Empire was a classic company town built around a gypsum plant that supplied materials for drywall. At its peak, it had a school, a medical center, a store, and housing for hundreds of workers and their families. The town’s future seemed secure as long as construction demand stayed strong. When the plant shut down in 2011, the town was effectively closed almost overnight.
Empire belongs on this list because its streets were functional right up until the end. Residents were given weeks to leave, not years to adjust. The road grid, sidewalks, and empty homes remain in the desert with no organic reason to refill. It’s a modern example of how quickly promised stability can disappear when a single employer pulls out.
10. Gary, Indiana

Gary was founded as a company town for U.S. Steel and grew rapidly in the early 20th century. It was promoted as a model industrial city with stable jobs and modern amenities. Deindustrialization and population loss hollowed out large sections of the city. Entire neighborhoods were left behind.

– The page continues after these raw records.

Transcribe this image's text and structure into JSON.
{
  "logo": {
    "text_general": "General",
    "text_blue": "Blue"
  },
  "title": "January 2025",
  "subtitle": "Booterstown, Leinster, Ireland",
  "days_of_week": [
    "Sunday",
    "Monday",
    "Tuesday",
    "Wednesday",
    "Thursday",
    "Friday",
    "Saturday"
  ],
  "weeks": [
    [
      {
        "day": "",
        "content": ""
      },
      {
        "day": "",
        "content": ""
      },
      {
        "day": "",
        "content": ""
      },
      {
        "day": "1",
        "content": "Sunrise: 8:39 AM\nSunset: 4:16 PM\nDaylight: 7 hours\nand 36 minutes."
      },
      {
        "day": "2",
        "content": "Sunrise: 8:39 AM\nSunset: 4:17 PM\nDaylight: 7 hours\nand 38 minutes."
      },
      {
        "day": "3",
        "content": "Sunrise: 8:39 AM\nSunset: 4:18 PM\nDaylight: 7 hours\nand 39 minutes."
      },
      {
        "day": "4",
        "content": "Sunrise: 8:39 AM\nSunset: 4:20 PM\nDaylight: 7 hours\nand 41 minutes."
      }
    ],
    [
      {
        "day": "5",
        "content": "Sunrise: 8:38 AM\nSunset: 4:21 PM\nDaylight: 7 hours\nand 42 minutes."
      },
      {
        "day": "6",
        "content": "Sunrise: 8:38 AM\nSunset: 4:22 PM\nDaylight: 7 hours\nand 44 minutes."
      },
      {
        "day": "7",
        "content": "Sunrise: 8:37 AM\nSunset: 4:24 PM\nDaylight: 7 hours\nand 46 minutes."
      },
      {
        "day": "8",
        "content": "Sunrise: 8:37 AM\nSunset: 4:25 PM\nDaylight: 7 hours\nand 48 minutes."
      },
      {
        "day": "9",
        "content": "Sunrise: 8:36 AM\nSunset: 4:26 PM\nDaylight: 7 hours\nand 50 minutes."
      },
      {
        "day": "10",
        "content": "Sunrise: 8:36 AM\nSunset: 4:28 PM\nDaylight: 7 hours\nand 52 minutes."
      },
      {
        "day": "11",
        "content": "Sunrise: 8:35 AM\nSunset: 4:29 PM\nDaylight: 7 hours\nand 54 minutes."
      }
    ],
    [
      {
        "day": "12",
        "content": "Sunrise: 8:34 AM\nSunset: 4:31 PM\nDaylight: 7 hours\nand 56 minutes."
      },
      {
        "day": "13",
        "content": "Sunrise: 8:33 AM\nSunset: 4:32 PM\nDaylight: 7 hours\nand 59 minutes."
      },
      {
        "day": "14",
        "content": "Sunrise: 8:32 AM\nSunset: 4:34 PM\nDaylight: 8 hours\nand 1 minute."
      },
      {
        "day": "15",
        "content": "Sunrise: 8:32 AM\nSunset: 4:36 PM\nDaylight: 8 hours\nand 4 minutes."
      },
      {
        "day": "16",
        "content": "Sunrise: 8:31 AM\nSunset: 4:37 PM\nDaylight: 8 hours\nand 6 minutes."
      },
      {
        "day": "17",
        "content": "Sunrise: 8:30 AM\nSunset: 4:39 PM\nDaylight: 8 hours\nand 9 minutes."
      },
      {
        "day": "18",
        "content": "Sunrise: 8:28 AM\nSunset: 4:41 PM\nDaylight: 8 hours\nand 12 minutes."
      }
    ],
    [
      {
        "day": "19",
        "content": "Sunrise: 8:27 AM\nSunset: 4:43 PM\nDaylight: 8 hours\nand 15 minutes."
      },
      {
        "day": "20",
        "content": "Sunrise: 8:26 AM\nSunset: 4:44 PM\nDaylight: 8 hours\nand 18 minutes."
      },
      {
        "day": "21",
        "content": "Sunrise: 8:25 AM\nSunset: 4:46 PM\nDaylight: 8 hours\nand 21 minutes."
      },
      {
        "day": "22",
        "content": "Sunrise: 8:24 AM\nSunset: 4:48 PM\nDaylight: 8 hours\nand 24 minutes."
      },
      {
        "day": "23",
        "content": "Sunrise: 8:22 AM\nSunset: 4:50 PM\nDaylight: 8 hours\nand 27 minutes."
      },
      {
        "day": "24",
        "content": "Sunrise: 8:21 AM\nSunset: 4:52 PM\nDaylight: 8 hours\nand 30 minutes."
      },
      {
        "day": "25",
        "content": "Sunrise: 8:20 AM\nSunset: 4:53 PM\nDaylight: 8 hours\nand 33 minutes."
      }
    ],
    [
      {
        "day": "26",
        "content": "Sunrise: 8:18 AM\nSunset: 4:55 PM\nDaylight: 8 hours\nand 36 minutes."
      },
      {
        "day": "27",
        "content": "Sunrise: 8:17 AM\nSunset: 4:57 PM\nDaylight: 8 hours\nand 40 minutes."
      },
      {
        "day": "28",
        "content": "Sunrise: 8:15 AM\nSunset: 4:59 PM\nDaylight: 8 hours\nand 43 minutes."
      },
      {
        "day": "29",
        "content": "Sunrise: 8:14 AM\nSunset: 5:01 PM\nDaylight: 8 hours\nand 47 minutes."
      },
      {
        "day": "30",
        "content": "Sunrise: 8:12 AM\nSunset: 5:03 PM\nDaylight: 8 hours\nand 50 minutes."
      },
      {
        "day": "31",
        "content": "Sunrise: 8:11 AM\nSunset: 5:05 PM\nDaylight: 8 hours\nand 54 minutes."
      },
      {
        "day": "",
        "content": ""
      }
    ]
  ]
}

Gary’s inclusion comes from scale rather than total abandonment. Streets remain fully urban but often nearly empty. The city shows how industrial optimism can outpace long-term sustainability. Its ghost streets exist within a place that technically still functions.
11. Monowi, Nebraska

Monowi once supported farms, businesses, and a small but stable population. Like many rural towns, it expected gradual growth or at least continuity. Young residents left for larger cities, and services slowly disappeared. By the early 2000s, only one resident remained.
Monowi’s streets are quiet because there is simply no one left to walk them. The town still exists legally, with a mayor and licenses issued to itself. It earns its place because its decline was not sudden or dramatic. Instead, growth faded into silence one departure at a time.